Was bringen lange Heilungen zum Schinken?
In order for the ham to fully develop its aroma and flavour, it will need a slow, long and natural cured. Long curing times have a fundamental role on the quality, as it allows developing all its flavour and aroma at its most. That is to say, a long curing period a is one of the keys to get an excellent quality ham. That's why its importance.
During the maturation period, the ham gets its texture, flavour and aroma. That's why as more time as the ham has been cured, it have had more time to develop better its caracteristics.
There is no estandard curing time for hams and shoulders, as many factors influentiate it, like pig's breeding, weight of the piece or production area. Still, it is not possible to state that longuer curing time means better quality. Extremely long cured, finally affects negatively on its quality: ham will finally lose its properties, will be salted or will be hardened. That's why, it is essential to respect established curing times to get maximum quality hams, for example:
- According to the feeding pig, an ibérico bellota ham needs between 36 and 48 months to get its most, while for those Cebo de Campo, the maximum curying time is 28 months.

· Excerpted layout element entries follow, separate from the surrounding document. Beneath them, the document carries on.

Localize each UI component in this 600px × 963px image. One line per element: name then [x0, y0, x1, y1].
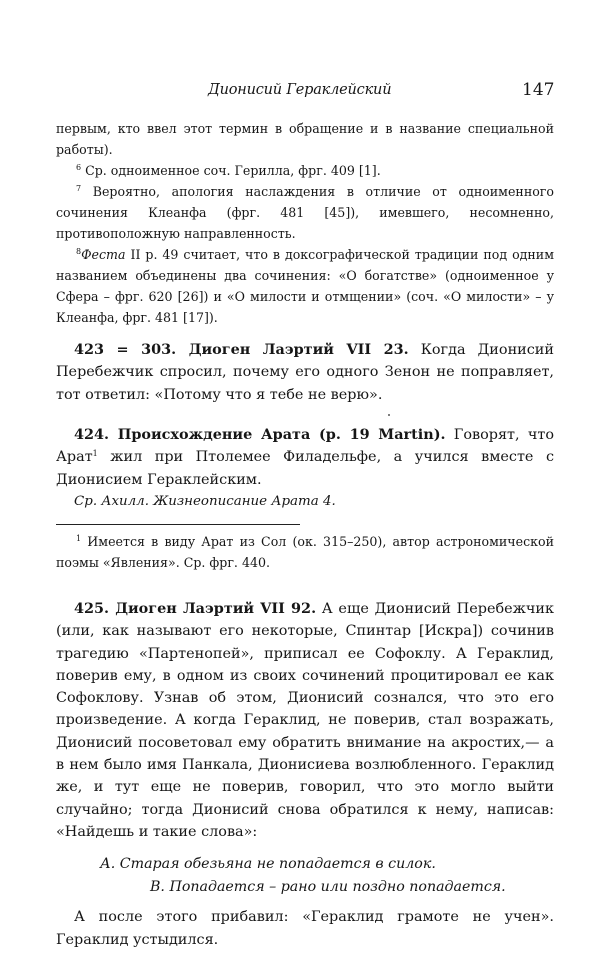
fragment-425-closing: А после этого прибавил: «Гераклид грамоте не учен». Гераклид устыдился.	[56, 909, 554, 948]
fragment-424-body-a: Говорят, что Арат	[56, 427, 554, 466]
fragment-425-body: А еще Дионисий Перебежчик (или, как называют его некоторые, Спинтар [Искра]) сочинив трагедию «Партенопей», приписал ее Софоклу. А Гераклид, поверив ему, в одном из своих сочинений процитировал ее как Софоклову. Узнав об этом, Дионисий сознался, что это его произведение. А когда Гераклид, не поверив, стал возражать, Дионисий посоветовал ему обратить внимание на акростих,— а в нем было имя Панкала, Дионисиева возлюбленного. Гераклид же, и тут еще не поверив, говорил, что это могло выйти случайно; тогда Дионисий снова обратился к нему, написав: «Найдешь и такие слова»:	[56, 601, 554, 840]
footnote-7	[56, 181, 554, 244]
cross-reference: Ср. Ахилл. Жизнеописание Арата 4.	[74, 493, 336, 509]
fragment-425-text	[56, 598, 554, 843]
footnote-424	[56, 531, 554, 573]
footnote-6	[56, 160, 554, 181]
footnote-author: Феста	[81, 247, 126, 262]
footnote-1	[56, 531, 554, 573]
footnote-text: II p. 49 считает, что в доксографической традиции под одним названием объединены два сочинения: «О богатстве» (одноименное у Сфера – фрг. 620 [26]) и «О милости и отмщении» (соч. «О милости» – у Клеанфа, фрг. 481 [17]).	[56, 247, 554, 325]
fragment-423	[56, 339, 554, 406]
page-header	[0, 82, 600, 106]
dialogue	[56, 853, 554, 898]
fragment-424-lemma: 424. Происхождение Арата (p. 19 Martin).	[74, 426, 446, 443]
fragment-423-text	[56, 339, 554, 406]
fragment-424	[56, 424, 554, 512]
footnote-rule	[56, 524, 300, 525]
footnote-text: Вероятно, апология наслаждения в отличие от одноименного сочинения Клеанфа (фрг. 481 [45]), имевшего, несомненно, противоположную направленность.	[56, 184, 554, 241]
fragment-423-lemma: 423 = 303. Диоген Лаэртий VII 23.	[74, 341, 409, 358]
footnote-number: 8	[76, 247, 82, 256]
fragment-425	[56, 598, 554, 951]
footnotes-continued	[56, 118, 554, 328]
fragment-423-body: Когда Дионисий Перебежчик спросил, почему его одного Зенон не поправляет, тот ответил: «Потому что я тебе не верю».	[56, 342, 554, 403]
running-title: Дионисий Гераклейский	[208, 82, 392, 98]
dialogue-line-b: В. Попадается – рано или поздно попадается.	[150, 878, 506, 895]
page-number: 147	[522, 80, 555, 100]
fragment-425-lemma: 425. Диоген Лаэртий VII 92.	[74, 600, 317, 617]
footnote-8	[56, 244, 554, 328]
footnote-marker: 1	[92, 449, 98, 459]
footnote-number: 1	[76, 534, 82, 543]
footnote-number: 7	[76, 184, 82, 193]
footnote-number: 6	[76, 163, 82, 172]
footnote-text: Имеется в виду Арат из Сол (ок. 315–250), автор астрономической поэмы «Явления». Ср. фрг. 440.	[56, 534, 554, 570]
footnote-continuation: первым, кто ввел этот термин в обращение и в название специальной работы).	[56, 121, 554, 157]
dialogue-line-a: А. Старая обезьяна не попадается в силок.	[100, 856, 436, 873]
fragment-424-body-b: жил при Птолемее Филадельфе, а учился вместе с Дионисием Гераклейским.	[56, 449, 554, 488]
footnote-text: Ср. одноименное соч. Герилла, фрг. 409 [1].	[81, 163, 381, 178]
fragment-424-text	[56, 424, 554, 491]
print-speck	[388, 414, 390, 416]
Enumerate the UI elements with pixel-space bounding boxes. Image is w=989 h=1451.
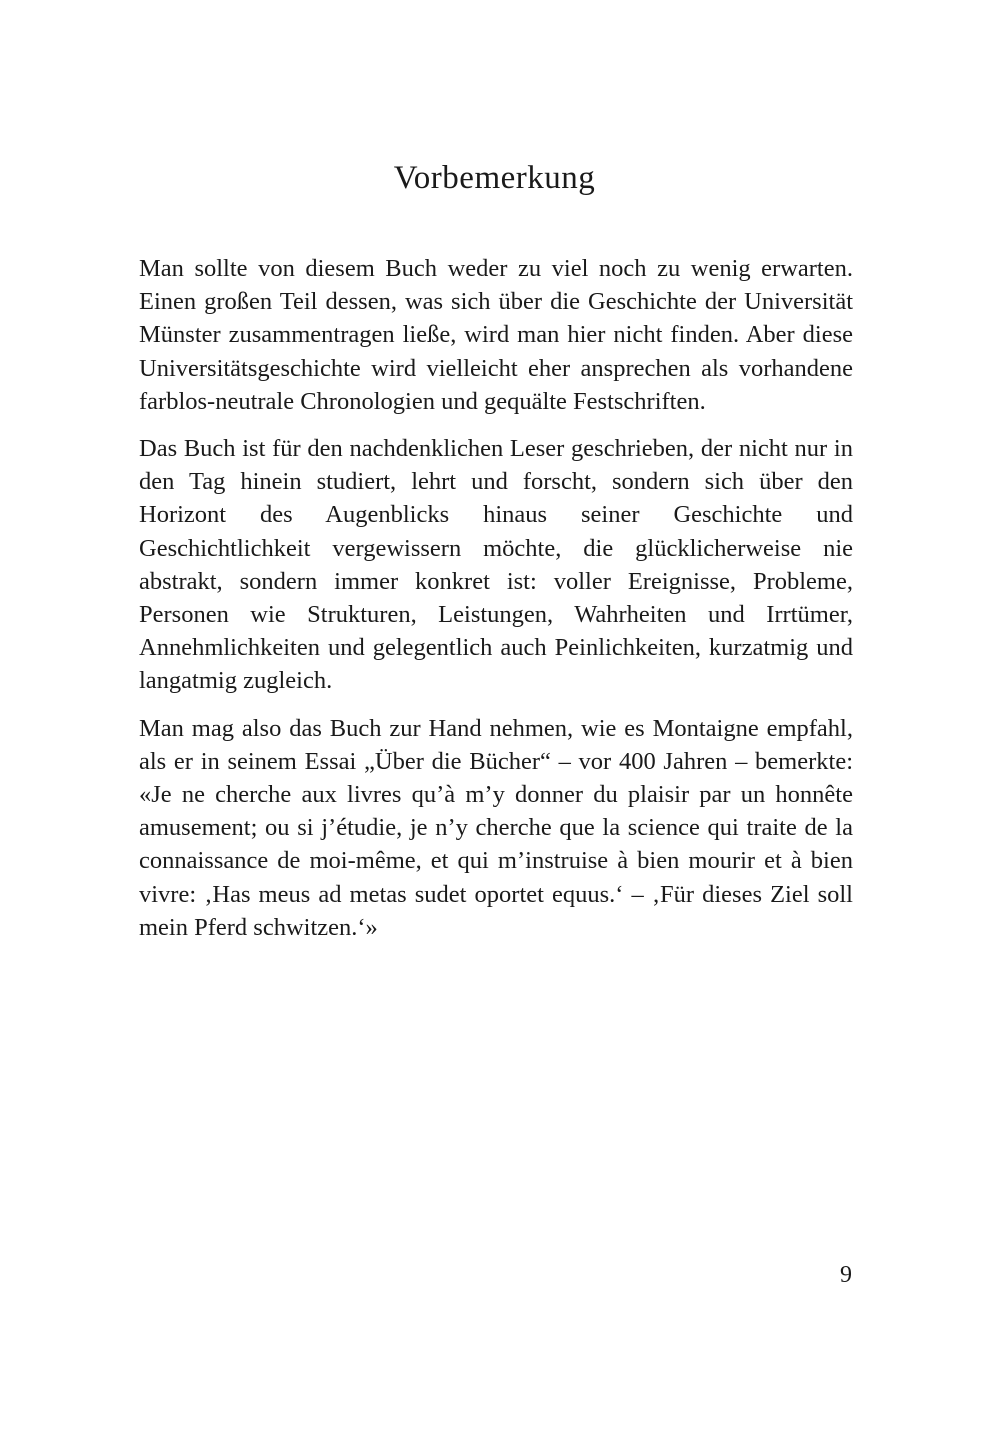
paragraph-3: Man mag also das Buch zur Hand nehmen, wie es Montaigne empfahl, als er in seinem Essai „Über die Bücher“ – vor 400 Jahren – bemerkte: «Je ne cherche aux livres qu’à m’y donner du plaisir par un honnête amusement; ou si j’étudie, je n’y cherche que la science qui traite de la connaissance de moi-même, et qui m’instruise à bien mourir et à bien vivre: ‚Has meus ad metas sudet oportet equus.‘ – ‚Für dieses Ziel soll mein Pferd schwitzen.‘» — [139, 714, 853, 941]
body-text — [139, 252, 853, 958]
page-number: 9 — [840, 1262, 852, 1288]
page-title: Vorbemerkung — [393, 160, 596, 196]
paragraph-2: Das Buch ist für den nachdenklichen Leser geschrieben, der nicht nur in den Tag hinein studiert, lehrt und forscht, sondern sich über den Horizont des Augenblicks hinaus seiner Geschichte und Geschichtlichkeit vergewissern möchte, die glücklicherweise nie abstrakt, sondern immer konkret ist: voller Ereignisse, Probleme, Personen wie Strukturen, Leistungen, Wahrheiten und Irrtümer, Annehmlichkeiten und gelegentlich auch Peinlichkeiten, kurzatmig und langatmig zugleich. — [139, 435, 853, 695]
paragraph-1: Man sollte von diesem Buch weder zu viel noch zu wenig erwarten. Einen großen Teil dessen, was sich über die Geschichte der Universität Münster zusammentragen ließe, wird man hier nicht finden. Aber diese Universitätsgeschichte wird vielleicht eher ansprechen als vorhandene farblos-neutrale Chronologien und gequälte Festschriften. — [139, 255, 853, 415]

- According to the production area, curying time for Guijuelo hams is around 24 months, while for Jabugo hams is arouns 26 months and for Extremadura hams is around 20 months.
- Curing time in serrano hams determines quality too. If the curying time is around 9 months will be classified as "bodega", while if curing time is 12 months will be considered as Reserva and 15 months curying time will be considered Gran Reserva.
- Minimum curying time for ibérico hams is around 18 months and maximum is around 48 months (4 years). At this point, we are in a crucial moment for its quality: we ham a ham with an intense flavour, characteristic aroma and incredible flavour. Longer 48 months times, does not longuer guarantee this quality.
As we have seen, longer cured doesn't mean longuer quality as many different factors influentiates, reason why it is important to turn to iberico and serrano ham experts.